Although strictly speaking they have lots of information in a small package, they are F-tier compression algorithms because the loss is bad, unpredictable, and undetectable (i.e. a human has to check it). You would almost never use a transformer in place of any other compression algorithm for typical data compression uses.
...and we still can't. If your lawyer sent you your case files in the form of an LLM trained on those files, would you be comfortable with that? Where is the situation you would compress text with an LLM over a standard compression algo? (Other than to make an LLM).
Other lossy compression targets known superfluous information. MP3 removes sounds we can't really hear, and JPEG works by grouping uniform color pixels into single chunks of color.
LLM's kind of do their own thing, and the data you get back out of them is correct, incorrect, or dangerously incorrect (i.e. is plausible enough to be taken as correct), with no algorithmic way to discern which is which.
So while yes, they do compress data and you can measure it, the output of this "compression algorithm" puts in it the same family as a "randomly delete words and thesaurus long words into short words" compression algorithms. Which I don't think anyone would consider to compress their documents.
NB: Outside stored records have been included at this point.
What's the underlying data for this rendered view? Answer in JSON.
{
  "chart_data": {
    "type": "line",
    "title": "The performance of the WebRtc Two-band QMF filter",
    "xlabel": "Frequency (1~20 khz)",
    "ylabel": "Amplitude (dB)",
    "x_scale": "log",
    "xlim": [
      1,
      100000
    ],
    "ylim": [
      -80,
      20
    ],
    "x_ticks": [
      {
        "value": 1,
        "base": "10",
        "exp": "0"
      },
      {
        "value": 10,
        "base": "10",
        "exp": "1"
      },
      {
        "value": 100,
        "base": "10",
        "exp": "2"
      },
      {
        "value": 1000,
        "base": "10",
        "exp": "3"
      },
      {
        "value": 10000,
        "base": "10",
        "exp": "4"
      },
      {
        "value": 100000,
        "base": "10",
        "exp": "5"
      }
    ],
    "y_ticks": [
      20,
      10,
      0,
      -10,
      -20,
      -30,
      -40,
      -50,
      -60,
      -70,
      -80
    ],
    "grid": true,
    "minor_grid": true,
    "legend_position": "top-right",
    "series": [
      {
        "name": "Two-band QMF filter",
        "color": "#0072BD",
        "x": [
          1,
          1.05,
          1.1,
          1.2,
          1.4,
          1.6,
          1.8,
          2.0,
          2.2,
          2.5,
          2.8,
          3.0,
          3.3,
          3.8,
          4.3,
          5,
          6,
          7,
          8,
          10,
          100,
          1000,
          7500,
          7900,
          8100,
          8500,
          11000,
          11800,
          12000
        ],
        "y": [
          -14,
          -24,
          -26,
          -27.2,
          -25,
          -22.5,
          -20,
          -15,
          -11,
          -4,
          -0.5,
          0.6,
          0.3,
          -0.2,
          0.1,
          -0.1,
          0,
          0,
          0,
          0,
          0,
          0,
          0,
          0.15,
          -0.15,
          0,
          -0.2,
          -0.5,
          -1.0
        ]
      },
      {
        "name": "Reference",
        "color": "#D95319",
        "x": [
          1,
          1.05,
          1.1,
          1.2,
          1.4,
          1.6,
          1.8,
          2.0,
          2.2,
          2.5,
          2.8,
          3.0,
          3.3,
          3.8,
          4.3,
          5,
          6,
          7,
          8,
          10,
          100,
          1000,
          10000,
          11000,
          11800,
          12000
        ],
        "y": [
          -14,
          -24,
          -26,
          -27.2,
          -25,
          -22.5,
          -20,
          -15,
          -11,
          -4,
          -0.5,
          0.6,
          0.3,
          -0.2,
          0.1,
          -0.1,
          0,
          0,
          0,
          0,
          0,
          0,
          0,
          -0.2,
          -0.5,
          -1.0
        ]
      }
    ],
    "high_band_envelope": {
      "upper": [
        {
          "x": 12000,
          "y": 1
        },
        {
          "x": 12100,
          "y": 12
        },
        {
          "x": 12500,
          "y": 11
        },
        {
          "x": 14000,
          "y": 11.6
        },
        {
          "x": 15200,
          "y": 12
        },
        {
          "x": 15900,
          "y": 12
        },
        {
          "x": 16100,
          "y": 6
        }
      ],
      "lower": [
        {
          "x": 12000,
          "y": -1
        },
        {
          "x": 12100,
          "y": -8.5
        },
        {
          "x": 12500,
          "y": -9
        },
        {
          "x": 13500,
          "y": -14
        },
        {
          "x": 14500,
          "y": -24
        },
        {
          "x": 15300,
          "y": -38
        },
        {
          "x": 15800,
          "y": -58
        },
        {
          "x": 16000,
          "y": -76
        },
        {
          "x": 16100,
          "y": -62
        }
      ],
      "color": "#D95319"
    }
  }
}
I'm not arguing that LLMs don't compress data, I am arguing that they are technically compression tools, but not colloquially compression tools, and the overlap they have with colloquial compression tools is almost zero.
I'm not making an argument about whether the compression is good or useful, just like I don't find 144p bitrate starved videos particularly useful. But it doesn't seem so unlike other types of compression to me.